Alors les François, regardés comme les libérateurs de l’Indoſtan, ſortiront de l’état d’humiliation auquel leur mauvaiſe conduite les avoit réduits. Ils deviendront l’idole des princes & des peuples de l’Aſie, ſi la révolution qu’ils auront procurée devient pour eux une leçon de modération. Leur commerce ſera étendu & floriſſant, tout le tems qu’ils ſauront être juſtes. Mais cette proſpérité finiroit par des cataſtrophes, ſi une ambition démeſurée les pouſſoit à piller, à ravager, à opprimer. Ils auroient à leur tour le ſort des inſensés, des cruels rivaux qu’ils auraient abaiſſés.

Conquérir ou ſpolier avec violence, c’eſt la même choſe. Le ſpoliateur & l’homme violent ſont toujours odieux.

Peut-être eſt-il vrai qu’on n’acquiert pas rapidement de grandes richeſſes, ſans commettre de grandes injuſtices : mais il ne l’eſt pas moins que l’homme injuſte ſe fait haïr ; mais il eſt incertain que la richeſſe qu’il acquiert le dédommage de la haine qu’il encourt.

Il n’y a pas une ſeule nation qui ne ſoit jaloufe de la proſpérité d’une autre nation. Pourquoi faut-il que cette jalouſie ſe perpétue, malgré l’expérience de ſes funeſtes ſuites ?

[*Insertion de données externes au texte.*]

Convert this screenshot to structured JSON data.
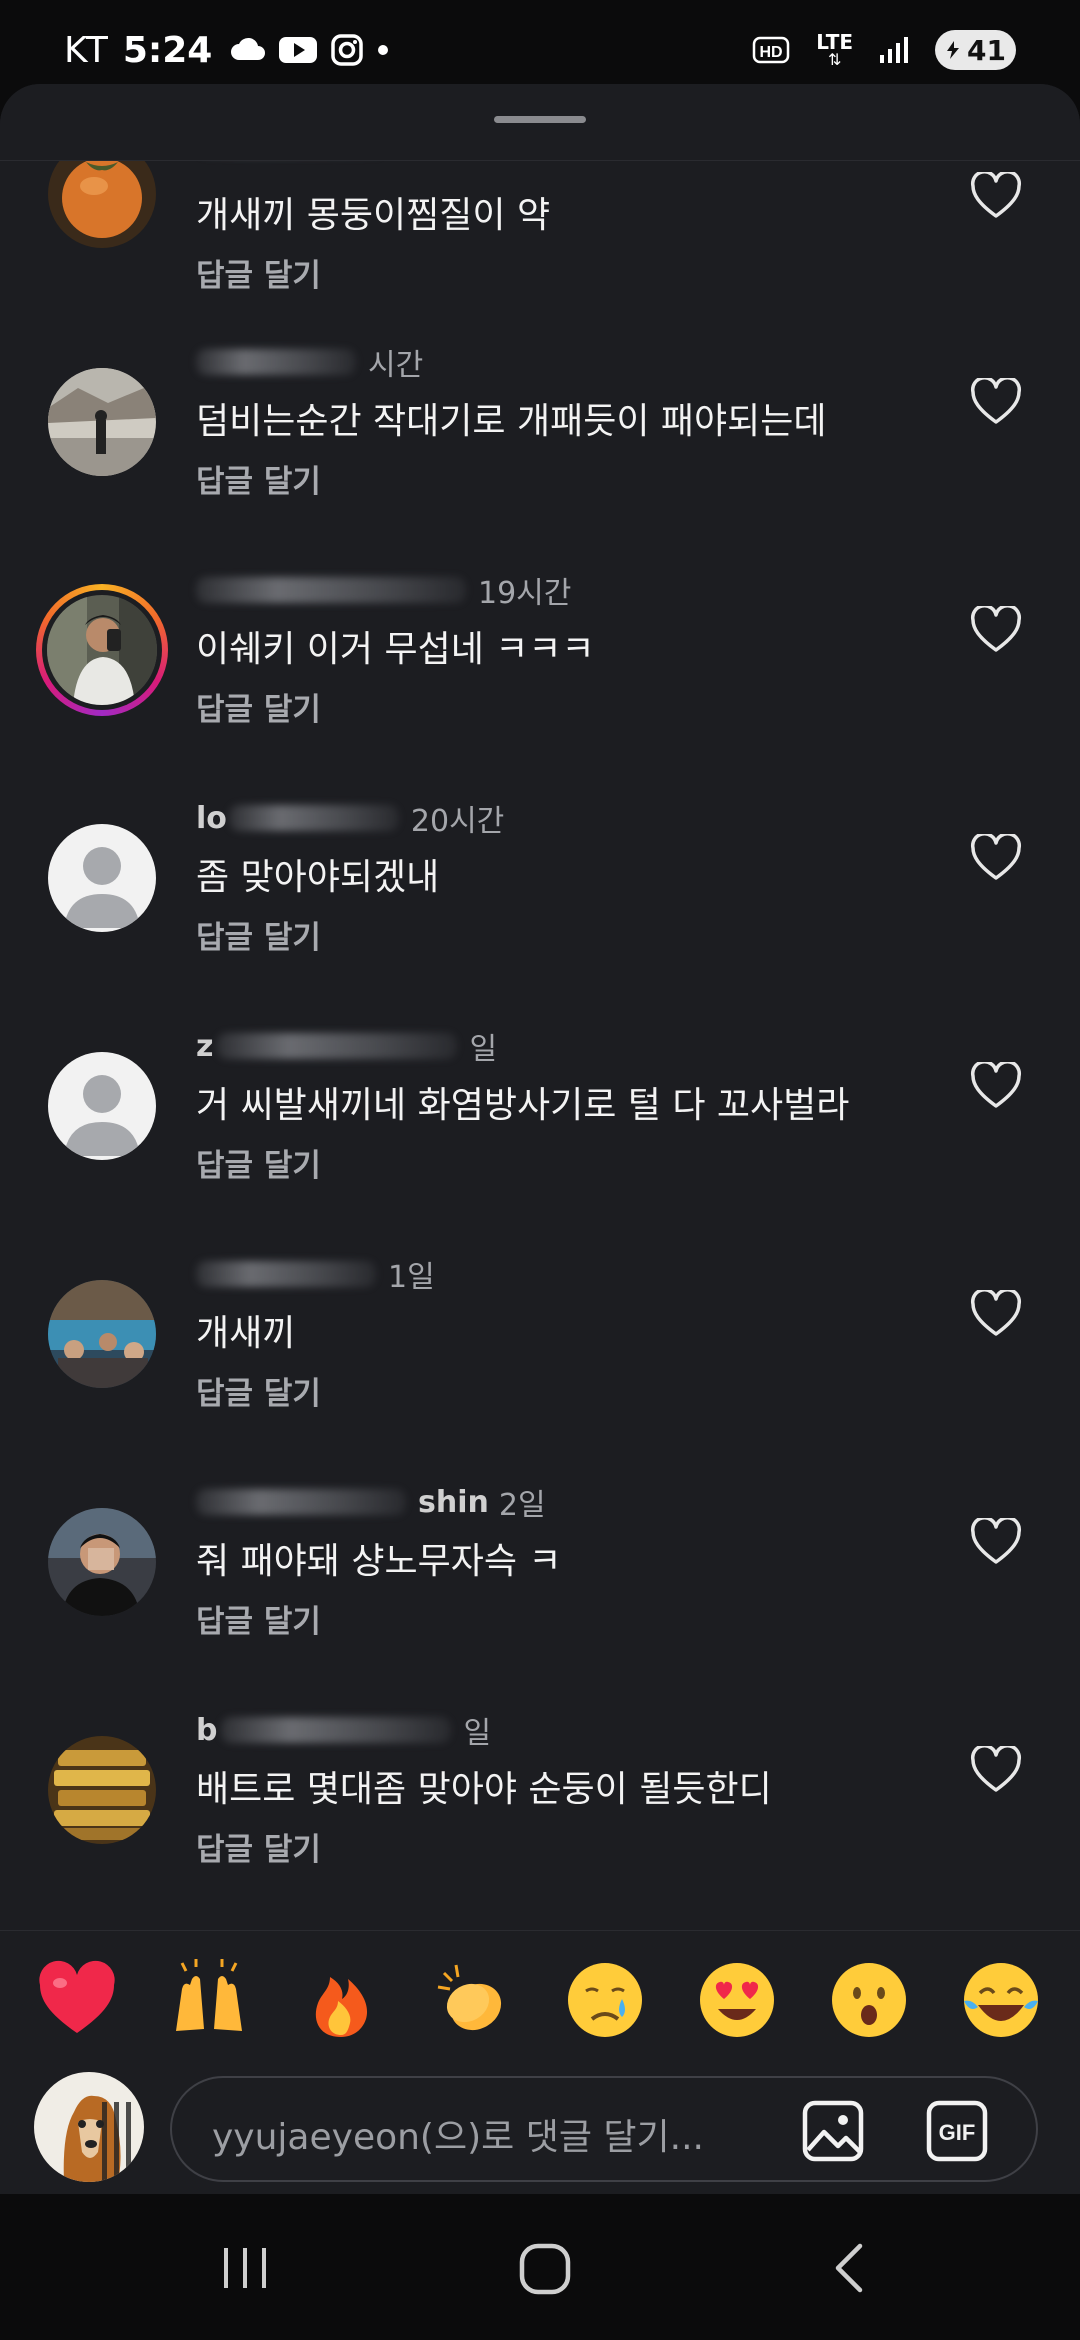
{
  "status_bar": {
    "carrier": "KT",
    "time": "5:24",
    "network": "LTE",
    "hd_label": "HD",
    "battery": "41",
    "icons": [
      "cloud-icon",
      "youtube-icon",
      "instagram-icon",
      "dot-icon",
      "hd-icon",
      "lte-icon",
      "signal-icon",
      "battery-icon"
    ]
  },
  "reply_label": "답글 달기",
  "comments": [
    {
      "time": "",
      "text": "개새끼 몽둥이찜질이 약",
      "avatar": "persimmon"
    },
    {
      "time": "시간",
      "text": "덤비는순간 작대기로 개패듯이 패야되는데",
      "avatar": "street-photo"
    },
    {
      "time": "19시간",
      "text": "이쉐키 이거 무섭네 ㅋㅋㅋ",
      "avatar": "person-story-ring"
    },
    {
      "time": "20시간",
      "text": "좀 맞아야되겠내",
      "avatar": "default"
    },
    {
      "time": "일",
      "text": "거 씨발새끼네 화염방사기로 털 다 꼬사벌라",
      "avatar": "default"
    },
    {
      "time": "1일",
      "text": "개새끼",
      "avatar": "group-photo"
    },
    {
      "time": "2일",
      "text": "줘 패야돼 샹노무자슥 ㅋ",
      "avatar": "person-dark"
    },
    {
      "time": "일",
      "text": "배트로 몇대좀 맞아야 순둥이 될듯한디",
      "avatar": "gold-bars"
    }
  ],
  "visible_username_fragments": [
    "lo",
    "z",
    "shin",
    "b"
  ],
  "emoji_bar": [
    "❤️",
    "🙌",
    "🔥",
    "👏",
    "😢",
    "😍",
    "😮",
    "😂"
  ],
  "comment_input": {
    "placeholder": "yyujaeyeon(으)로 댓글 달기..."
  },
  "nav": [
    "recent-apps-button",
    "home-button",
    "back-button"
  ],
  "colors": {
    "sheet_bg": "#1c1d21",
    "text": "#f3f3f3",
    "secondary_text": "#a4a6ab",
    "story_ring_start": "#f9b224",
    "story_ring_end": "#d81b7a"
  }
}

Il n’y a qu’un moyen légitime de l’emporter ſur ſes concurrens : c’eſt la douceur dans le régime ; la fidélité dans les engagemens ; la qualité ſupérieure dans les marchandiſes, & la modération dans le gain. À quoi bon en employer d’autres qui nuiſent plus à la longue qu’ils ne ſervent dans le moment ?

Que le commerçant ſoit humain, qu’il ſoit juſte ; & s’il a des poſſeſſions, qu’elles ne ſoient point uſurpées. L’uſurpation ne ſe concilie point avec une jouiſſance tranquille.

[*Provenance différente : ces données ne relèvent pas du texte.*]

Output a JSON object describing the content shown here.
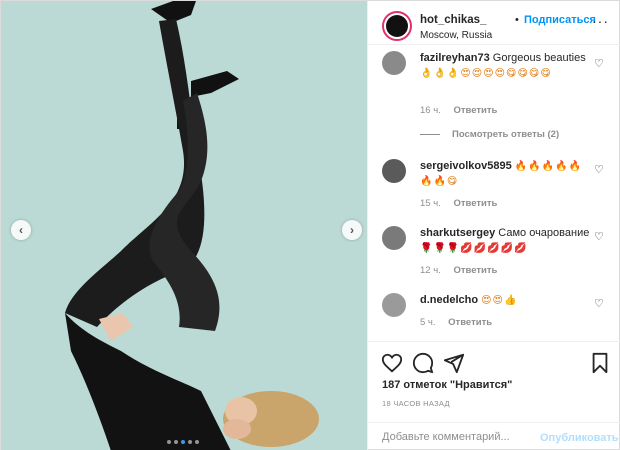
{
  "header": {
    "username": "hot_chikas_",
    "bullet": "•",
    "follow_label": "Подписаться",
    "location": "Moscow, Russia",
    "more_label": "···"
  },
  "comments": [
    {
      "username": "fazilreyhan73",
      "text": "Gorgeous beauties",
      "emoji": "👌👌👌😍😍😍😍😋😋😋😋",
      "time": "16 ч.",
      "reply_label": "Ответить",
      "view_replies": "Посмотреть ответы (2)"
    },
    {
      "username": "sergeivolkov5895",
      "text": "",
      "emoji": "🔥🔥🔥🔥🔥🔥🔥😋",
      "time": "15 ч.",
      "reply_label": "Ответить"
    },
    {
      "username": "sharkutsergey",
      "text": "Само очарование",
      "emoji": "🌹🌹🌹💋💋💋💋💋",
      "time": "12 ч.",
      "reply_label": "Ответить"
    },
    {
      "username": "d.nedelcho",
      "text": "",
      "emoji": "😍😍👍",
      "time": "5 ч.",
      "reply_label": "Ответить"
    }
  ],
  "actions": {
    "likes": "187 отметок \"Нравится\"",
    "time_ago": "18 ЧАСОВ НАЗАД",
    "comment_placeholder": "Добавьте комментарий...",
    "publish_label": "Опубликовать"
  },
  "carousel": {
    "prev_label": "‹",
    "next_label": "›",
    "dot_count": 5,
    "active_dot": 2
  },
  "colors": {
    "link_blue": "#0095f6",
    "publish_disabled": "#b2dffc",
    "photo_background": "#b9d9d5",
    "stockings": "#1b1b1b"
  },
  "icons": {
    "like": "heart-icon",
    "comment": "speech-bubble-icon",
    "share": "paper-plane-icon",
    "save": "bookmark-icon"
  }
}
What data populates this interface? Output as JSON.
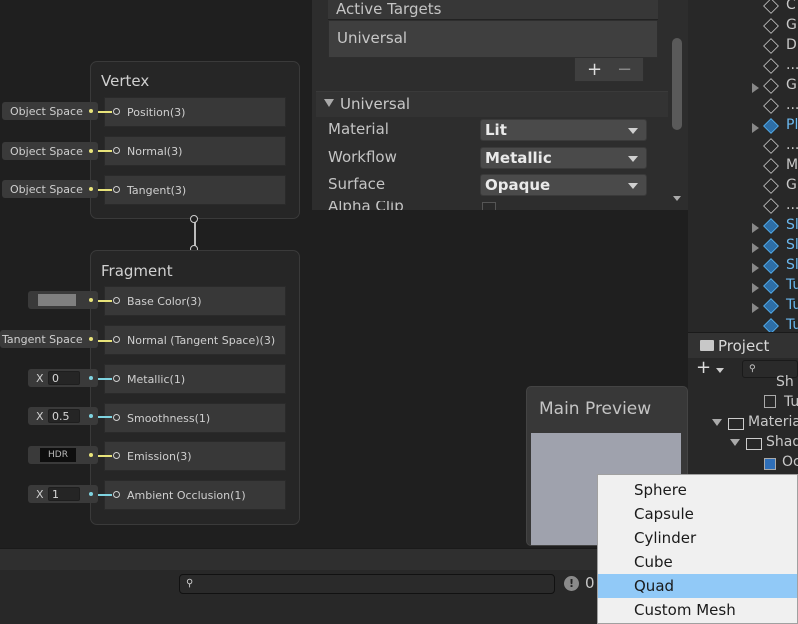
{
  "inspector": {
    "active_targets_label": "Active Targets",
    "target_item": "Universal",
    "add_symbol": "+",
    "remove_symbol": "−",
    "section_title": "Universal",
    "rows": [
      {
        "label": "Material",
        "value": "Lit"
      },
      {
        "label": "Workflow",
        "value": "Metallic"
      },
      {
        "label": "Surface",
        "value": "Opaque"
      },
      {
        "label": "Alpha Clip",
        "value": ""
      }
    ]
  },
  "vertex": {
    "title": "Vertex",
    "ports": [
      {
        "label": "Position(3)",
        "input": "Object Space"
      },
      {
        "label": "Normal(3)",
        "input": "Object Space"
      },
      {
        "label": "Tangent(3)",
        "input": "Object Space"
      }
    ]
  },
  "fragment": {
    "title": "Fragment",
    "ports": [
      {
        "label": "Base Color(3)",
        "input": ""
      },
      {
        "label": "Normal (Tangent Space)(3)",
        "input": "Tangent Space"
      },
      {
        "label": "Metallic(1)",
        "input_prefix": "X",
        "input": "0"
      },
      {
        "label": "Smoothness(1)",
        "input_prefix": "X",
        "input": "0.5"
      },
      {
        "label": "Emission(3)",
        "input": "HDR"
      },
      {
        "label": "Ambient Occlusion(1)",
        "input_prefix": "X",
        "input": "1"
      }
    ]
  },
  "preview": {
    "title": "Main Preview"
  },
  "context_menu": {
    "items": [
      "Sphere",
      "Capsule",
      "Cylinder",
      "Cube",
      "Quad",
      "Custom Mesh"
    ],
    "selected": "Quad"
  },
  "hierarchy": {
    "rows": [
      {
        "text": "C",
        "blue": false
      },
      {
        "text": "G",
        "blue": false
      },
      {
        "text": "D",
        "blue": false
      },
      {
        "text": "...",
        "blue": false
      },
      {
        "text": "G",
        "blue": false
      },
      {
        "text": "...",
        "blue": false
      },
      {
        "text": "Pl",
        "blue": true
      },
      {
        "text": "...",
        "blue": false
      },
      {
        "text": "M",
        "blue": false
      },
      {
        "text": "G",
        "blue": false
      },
      {
        "text": "...",
        "blue": false
      },
      {
        "text": "Sl",
        "blue": true
      },
      {
        "text": "Sl",
        "blue": true
      },
      {
        "text": "Sl",
        "blue": true
      },
      {
        "text": "Tu",
        "blue": true
      },
      {
        "text": "Tu",
        "blue": true
      },
      {
        "text": "Tu",
        "blue": true
      }
    ]
  },
  "project": {
    "tab_label": "Project",
    "rows": [
      {
        "text": "Sh"
      },
      {
        "text": "Tu"
      },
      {
        "text": "Materia"
      },
      {
        "text": "Shad"
      },
      {
        "text": "Oc"
      }
    ]
  },
  "bottom": {
    "count": "0"
  },
  "colors": {
    "accent_yellow": "#e8e37a",
    "accent_cyan": "#7fd3e0",
    "menu_selection": "#91c9f7"
  }
}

Uſer de politique ou tromper adroitement ; c’eſt la même choſe. Qu’en réſulte-t-il ? Une méfiance qui naît au moment où la duplicité ſe manifeſte & qui ne finit plus.

S’il importe au citoyen de ſe faire un caractère dans la ſociété il importe tout autrement encore à une nation de s’en faire une chez les nations, au milieu deſquelles ſon projet eſt de s’établir & de proſpérer.

Un peuple ſage ne ſe permettra aucun attentat ni ſur la propriété, ni ſur la liberté. Il reſpectera le lien conjugal ; il ſe conformera aux uſages ; il attendra du tems le changement dans les mœurs. S’il ne fléchit pas le genou devant les dieux du pays, il ſe gardera bien d’en briſer les autels. Il faut qu’ils tombent de vétuſté. C’eſt ainſi qu’il ſe naturaliſera.

À quoi le maſſacre de tant de Portugais, de tant de Hollandois, de tant d’Anglois, de tant de François, nous aura-t-il ſervi, s’il ne nous apprend pas à ménager les indigènes ? Si vous en uſez avec eux comme vos prédéceſſeurs ont fait, n’en doutez pas, vous ſerez maſſacrés comme eux.

Ceſſez donc d’être fourbes, quand vous vous préſenterez ; rampans, quand vous ſerez reçus ; inſolens, lorſque vous vous croirez en force ; & cruels, quand vous ſerez devenus tout puiſſans.

Il n’y a que l’amour des habitans d’une contrée qui puiſſe rendre ſolides vos établiſſemens. Faites que ces habitans vous défendent, s’il arrive qu’on vous attaque. Si vous n’en êtes pas défendus, vous en ſerez trahis. Les nations ſubjuguées ſoupirent après un libérateur, les nations vexées ſoupirent après un vengeur ; & ce vengeur elles ne tarderont pas à le trouver.

Serez-vous toujours aſſez inſensés pour préférer des eſclaves à des hommes libres ; des ſujets mécontens à des ſujets affectionnés ; des ennemis à des amis ; des ennemis à des frères ?

S’il vous arrive de prendre parti entre des princes divisés, n’écoutez pas légèrement la voix de l’intérêt contre le cri de la juſtice. Quel peut être l’équivalent de la perte du nom de juſte ? Soyez plutôt médiateurs qu’auxiliaires. Le rôle de médiateur eſt toujours honoré ; celui d’auxiliaire toujours périlleux.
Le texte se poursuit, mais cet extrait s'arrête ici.